Care services in Ireland are under pressure. Carers are unsupported, and disabled people (and their carers) are living limited lives as a result. The financial totals of the Carer’s Benefit and Disability Allowance are not enough to live on, and if the State doesn’t oversee the responsibility of care, this amendment will keep carers and disabled people in a lowly position, a never-ending cycle of barely getting by.
Journalist Dearbhail McDonald explains in the Guardian how the general citizen’s assembly was aware of this shortcomings of “strive”:
For its part, the assembly wanted the article deleted but replaced by non-gender-specific language obliging the state to take reasonable measures to support care within the home and wider community.

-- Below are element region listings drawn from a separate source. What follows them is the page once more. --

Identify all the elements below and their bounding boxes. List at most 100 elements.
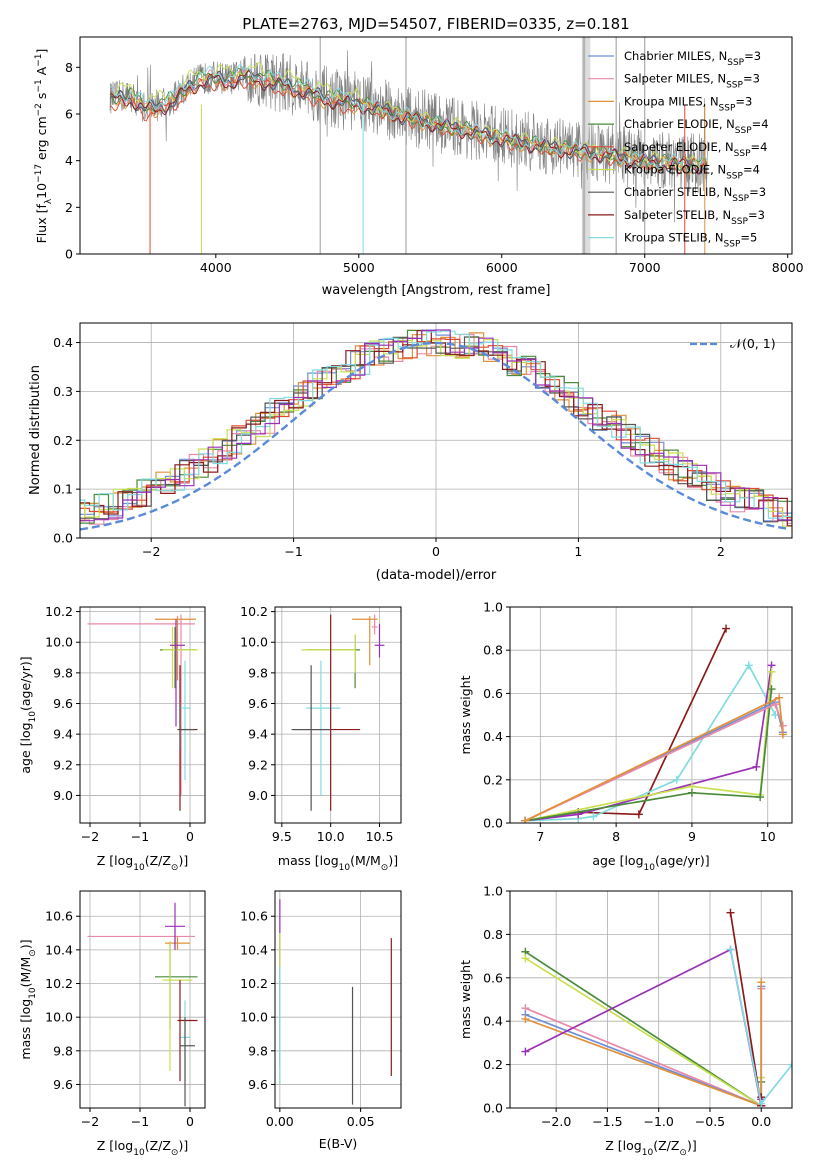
weight-series xyxy=(525,689,773,822)
x-tick-label: 9.5 xyxy=(272,829,292,844)
legend-label-part: Salpeter MILES, N xyxy=(624,72,726,86)
legend-label-part: =4 xyxy=(751,140,768,154)
weight-series-marker xyxy=(767,685,776,694)
legend-label-part: SSP xyxy=(734,149,751,159)
legend-label-part: Chabrier MILES, N xyxy=(624,49,727,63)
legend-label: 𝒩(0, 1) xyxy=(730,336,776,351)
legend-label-part: Kroupa MILES, N xyxy=(624,94,719,108)
y-tick-label: 0.2 xyxy=(53,433,73,448)
legend-label: Salpeter STELIB, NSSP=3 xyxy=(624,208,765,227)
legend-label-part: =3 xyxy=(749,185,766,199)
y-axis-label: age [log10(age/yr)] xyxy=(18,656,38,773)
x-tick-label: 0 xyxy=(186,829,194,844)
weight-series-marker xyxy=(752,762,761,771)
x-axis-label: Z [log10(Z/Z⊙)] xyxy=(97,1138,188,1158)
axes-frame xyxy=(509,890,793,1109)
plot-area xyxy=(275,607,401,823)
residual-histogram xyxy=(80,330,792,519)
y-axis-label-part: −17 xyxy=(34,164,44,183)
panel-age-vs-Z: −2 −1 09.09.29.49.69.810.010.2Z [log10(Z/Z… xyxy=(18,604,206,873)
y-tick-label: 10.0 xyxy=(240,635,268,650)
y-axis-label-part: Flux [f xyxy=(34,204,49,244)
y-axis-label: mass [log10(M/M⊙)] xyxy=(18,939,38,1059)
x-axis-label-part: 10 xyxy=(644,863,656,873)
y-axis-label-part: )] xyxy=(18,939,33,949)
x-axis-label-part: (Z/Z xyxy=(653,1138,679,1153)
legend-label-part: SSP xyxy=(726,81,743,91)
y-tick-label: 0.2 xyxy=(483,1057,503,1072)
x-axis-label-part: age [log xyxy=(592,853,643,868)
y-axis-label-part: −2 xyxy=(34,103,44,116)
weight-series-marker xyxy=(771,700,780,709)
y-tick-label: 10.0 xyxy=(240,1010,268,1025)
legend-label: Kroupa MILES, NSSP=3 xyxy=(624,94,752,113)
y-tick-label: 9.8 xyxy=(248,665,268,680)
x-tick-label: −2 xyxy=(81,1114,99,1129)
y-tick-label: 0.6 xyxy=(483,970,503,985)
x-tick-label: 2 xyxy=(717,544,725,559)
legend-label-part: SSP xyxy=(726,172,743,182)
y-axis-label-part: ] xyxy=(34,49,49,54)
x-tick-label: −1 xyxy=(284,544,302,559)
weight-series-marker xyxy=(521,816,530,823)
weight-series-marker xyxy=(756,793,765,802)
weight-series-marker xyxy=(634,810,643,819)
legend-label-part: Chabrier STELIB, N xyxy=(624,185,732,199)
y-tick-label: 9.2 xyxy=(248,757,268,772)
y-tick-label: 10.2 xyxy=(240,604,268,619)
y-tick-label: 0.4 xyxy=(483,1014,503,1029)
y-tick-label: 0.0 xyxy=(483,816,503,831)
y-axis-label-part: (age/yr)] xyxy=(18,656,33,711)
model-spectrum xyxy=(109,67,708,172)
x-axis-label-part: ⊙ xyxy=(171,863,179,873)
y-tick-label: 9.8 xyxy=(53,665,73,680)
plot-area xyxy=(80,607,205,823)
legend-label-part: SSP xyxy=(724,240,741,250)
y-tick-label: 0 xyxy=(65,247,73,262)
weight-series-marker xyxy=(757,1099,766,1108)
model-spectrum xyxy=(109,70,708,175)
weight-series-marker xyxy=(775,693,784,702)
x-tick-label: 0.05 xyxy=(347,1114,375,1129)
y-tick-label: 10.6 xyxy=(45,909,73,924)
x-tick-label: −1 xyxy=(131,1114,149,1129)
x-axis-label: Z [log10(Z/Z⊙)] xyxy=(97,853,188,873)
x-axis-label: (data-model)/error xyxy=(376,568,497,583)
x-tick-label: 7000 xyxy=(629,260,661,275)
legend-label-part: SSP xyxy=(727,58,744,68)
y-axis-label-part: 10 xyxy=(28,987,38,999)
x-tick-label: 0 xyxy=(432,544,440,559)
y-axis-label-part: mass [log xyxy=(18,999,33,1060)
x-axis-label-part: (M/M xyxy=(350,853,381,868)
x-axis-label-part: 10 xyxy=(133,1148,145,1158)
residual-histogram xyxy=(80,336,792,523)
legend-label-part: =4 xyxy=(752,117,769,131)
weight-series-marker xyxy=(521,954,530,963)
weight-series-marker xyxy=(722,624,731,633)
y-tick-label: 10.4 xyxy=(45,942,73,957)
y-tick-label: 10.2 xyxy=(45,604,73,619)
x-axis-label-part: Z [log xyxy=(605,1138,641,1153)
legend-label-part: SSP xyxy=(735,126,752,136)
y-tick-label: 9.0 xyxy=(248,788,268,803)
y-tick-label: 9.6 xyxy=(53,696,73,711)
y-axis-label-part: λ xyxy=(44,198,54,204)
axes-frame xyxy=(274,890,402,1109)
x-tick-label: 10 xyxy=(760,829,776,844)
legend-label-part: Chabrier ELODIE, N xyxy=(624,117,735,131)
legend-label: Kroupa ELODIE, NSSP=4 xyxy=(624,163,760,182)
weight-series-marker xyxy=(778,730,787,739)
x-tick-label: 10.0 xyxy=(317,829,345,844)
y-tick-label: 10.4 xyxy=(240,942,268,957)
panel-mass-vs-ebv: 0.00 0.05 9.6 9.8 10.0 10.2 10.4 10.6 E(B-V) xyxy=(240,890,402,1151)
y-tick-label: 2 xyxy=(65,200,73,215)
axes-frame xyxy=(79,890,206,1109)
legend-label-part: Kroupa STELIB, N xyxy=(624,231,724,245)
x-tick-label: 10.5 xyxy=(366,829,394,844)
x-tick-label: −1.0 xyxy=(644,1114,674,1129)
axes-frame xyxy=(79,36,793,255)
legend-label-part: SSP xyxy=(719,103,736,113)
x-tick-label: 6000 xyxy=(486,260,518,275)
plot-clip-group xyxy=(80,329,792,531)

With limited resources, you can’t blame the state for not wanting to be held hostage to a constitutional (as opposed to a moral) obligation to uphold socioeconomic rights such as health, education, housing or support for carers, the vast majority of whom are women. Nor do unelected judges want to direct social and fiscal policy from the bench.
But the deviation from the citizens’ assembly recommendations has rankled with exhausted carers who are buckling under the strain of looking after their loved ones and care workers on low remuneration who may themselves have no sick pay or pensions.
This Referendum isn’t as complex as it may initially seem, but the wording is dismissive and reductive to disabled people and their carers. With just over a week left until the vote, hopefully you can find the time to study the proposed amendments, and to learn that voting No in the Care Referendum doesn’t make you sexist, but it will save us from a more ableist society.
You’re exactly right about not wanting to be lumped in with the bad guys and planning to vote yes on both as a result! I didn’t really understand the issue on the second amendment, and I’ve not heard anyone I trust saying much about it until now. Thanks Lou!